Sarah Schwartz, legal director at the Human Rights Law Centre, said public interest advocacy is vital to a “healthy functioning democracy” and prevents governments and companies from “trampling over people and communities.”

“People speaking up for climate action and defending democracy should be able to use public interest litigation to hold powerful fossil fuel companies accountable and protect their communities. We are seriously concerned by the fossil fuel industry’s continued calls to stop people and communities from using the courts to challenge climate destruction.”

Belinda Lowe, director of campaigns and communication at Grata Fund, said, “these are nothing more than narrative tactics designed by fossil fuel companies to delegitimise the right of our communities and public interest groups to hold them accountable to the law and the unequivocal scientific evidence that shows pollution produced by these companies is driving radical climate harm.

“Big bosses of coal and gas must remember that it’s up to a court to decide if a case has merit, not a fossil fuel executive.”

She references the fossil fuel industry taking a page out of the tobacco industry playbooks, trying to “spin its way” out of the health impacts of cigarettes, which were “no match for the scrutiny of the courtroom.”

“Make no mistake, attacks like this from big fossil fuel companies are an attempt to shut down the growing wave of community climate litigation, and it is part of a deliberate, deeply destructive and self-interested strategy that will undermine the role of the courts and Australian liberal democracy.”

Saffron Zomer, executive director at Australian Democracy Network, said, “the right to bring a case before an independent court is a cornerstone of Australian democracy.

“Any suggestion that certain issues — particularly those involving powerful companies — should be off-limits to public scrutiny is an attack on the fundamental right of communities to seek justice and hold the powerful to account.

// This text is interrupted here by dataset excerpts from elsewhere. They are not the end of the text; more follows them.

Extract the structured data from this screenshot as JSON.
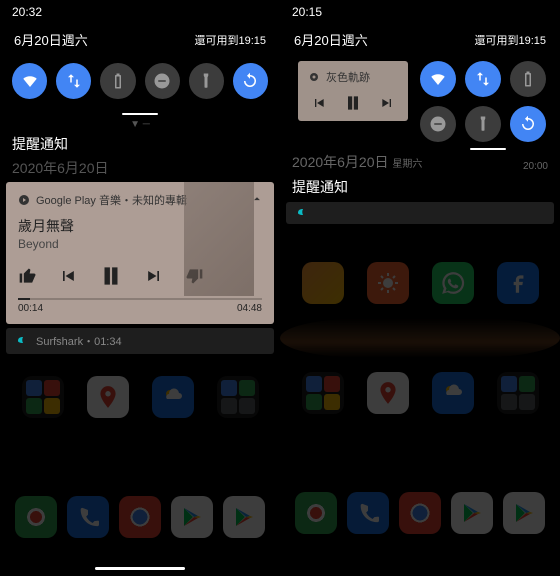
{
  "left": {
    "time": "20:32",
    "date": "6月20日週六",
    "battery_text": "還可用到19:15",
    "ghost_date": "2020年6月20日",
    "notif_header": "提醒通知",
    "media": {
      "app_line": "Google Play 音樂・未知的專輯",
      "song": "歲月無聲",
      "artist": "Beyond",
      "elapsed": "00:14",
      "total": "04:48",
      "progress_pct": 5
    },
    "small_notif_text": "Surfshark・01:34"
  },
  "right": {
    "time": "20:15",
    "date": "6月20日週六",
    "battery_text": "還可用到19:15",
    "mini_title": "灰色軌跡",
    "ghost_date": "2020年6月20日",
    "ghost_day": "星期六",
    "ghost_time": "20:00",
    "notif_header": "提醒通知"
  },
  "qs_tiles": {
    "wifi": {
      "icon": "wifi",
      "active": true
    },
    "data": {
      "icon": "swap",
      "active": true
    },
    "battery": {
      "icon": "battery",
      "active": false
    },
    "dnd": {
      "icon": "dnd",
      "active": false
    },
    "flash": {
      "icon": "flash",
      "active": false
    },
    "rotate": {
      "icon": "rotate",
      "active": true
    }
  },
  "dock": [
    "mail",
    "phone",
    "chrome",
    "play",
    "play"
  ]
}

Courts determine merit. That is their role, not the role of the gas industry.”

Case notes

According to an analysis by lawyers Hamilton Locke, the case was filed back in 2021 and wasn’t on trial until 2024. The case is also the world’s first in testing the viability of carbon capture and storage, the environmental impacts of blue hydrogen, and Australia’s first in suing the oil and gas industry for climate greenwash.

In the case, the judge had ruled that clean energy and clean fuel were “not misleading or deceptive” because Santos’ statements conveyed natural gas was “relatively cleaner than coal and diesel”, while still recognising “natural gas is a material contributor to greenhouse gas emissions.

It also found clean and zero emissions hydrogen were “not liable to mislead” because it referred to hydrogen produced from natural gas and carbon capture and storage, which resulted in “no net” emissions.

And the 2030, 2040 targets and net zero roadmap were not misleading or deceptive because the targets were “understood as long-term aspirations” which are subject to assumptions, uncertainties, and contingencies, and retained sufficient “flexibility and adaptability.”

While it’s not a legal victory, writes the lawyers, the case’s significance was that it was a “test case” for climate change, disclosures, commitments and transition plans that many corporations are preparing and publishing. It was already successful in that it has managed to progress to trial and complex judgment and expanded “greenwashing” beyond investment portfolios to energy producers.

The lawyers also added that a lengthy and resource consuming litigation should warn significant emitters to utilise alternative techniques to reduce their carbon footprint and remain vigilant to produce supporting evidence.